My view is that this is good.  It is now a much clearer/straighter fight
between revolutionaries and bourgeois parties without social democracy
getting in the way.  Of curse, the impact effect of the end of social
democracy is a disorienting one on large sections of the working class,
but historically a good thing.


> I don't know as much about the
> NZLP. (I tried to download revolution#14 but the link was broken - is your
> website all up?).


Someone else contacted me off-list about this, and I have notified our
web guy.  Hopefully he can sort it out.  It was there last time I looked
for it, a few weeks back.



>
> The stimulus for this is the leaner, meaner post-Cold War neoliberalism that
> has eaten into (if not destroyed) the privileges of the traditional labour
> aristocracy. That's the basis for the working class voters abandoning Labor,
> the growth of right-wing scapegoating politics (around refugees, and the
> unfortunately substantial white working class support for Hanson's One
> Nation). It's also the basis for the growth of the left, if we get our
> strategy right.


yep, I basically agree with this.



>
> Exactly how much of the working class, strictly defined, is still part of
> a "labour aristocracy" and part of the Labor/New Labour constituency I'm not
> sure. It's not a crucial point. But there still are workers in Labor - they
> just act like they are middle class yuppies, for the most part. They have
> wholly gone over to capitalism. Where's my Kalashnikov?

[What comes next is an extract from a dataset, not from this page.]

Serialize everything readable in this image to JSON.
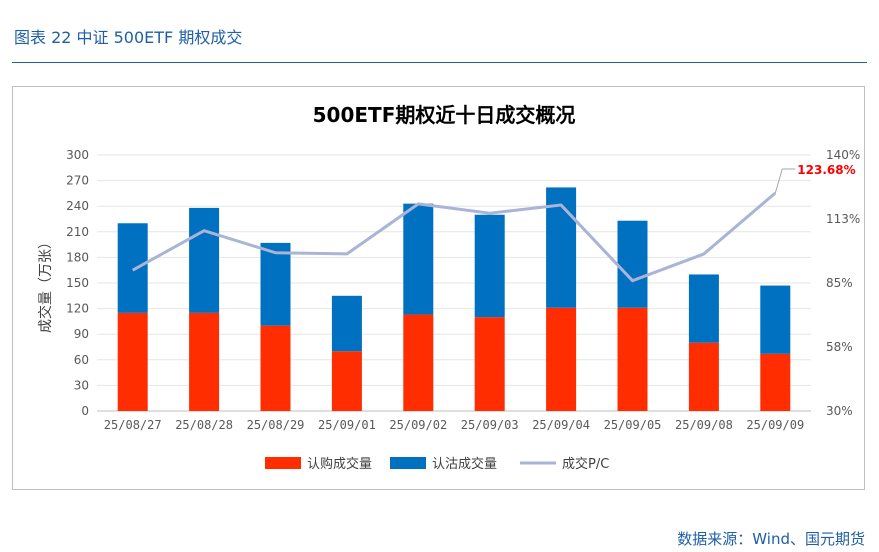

I'm actually kind of dubious about the notion of a modern labour
aristocracy.  In NZ, it would be quite hard to identify such a layer,
even 20 years ago.  If you did it on the basis of income you'd have
ended up arguing that meat workers were part of the labour aristocracy,
and yet they were largely Maori and Pacific Islanders.  There are very
few workers around these days in NZ whose conditions of life give them
the privileges that Marx and Engels noted among the labour aristocracy
in Britain in the late Victorian era.  The modern factory system has
also done away with most of the old craft skills which typified that layer.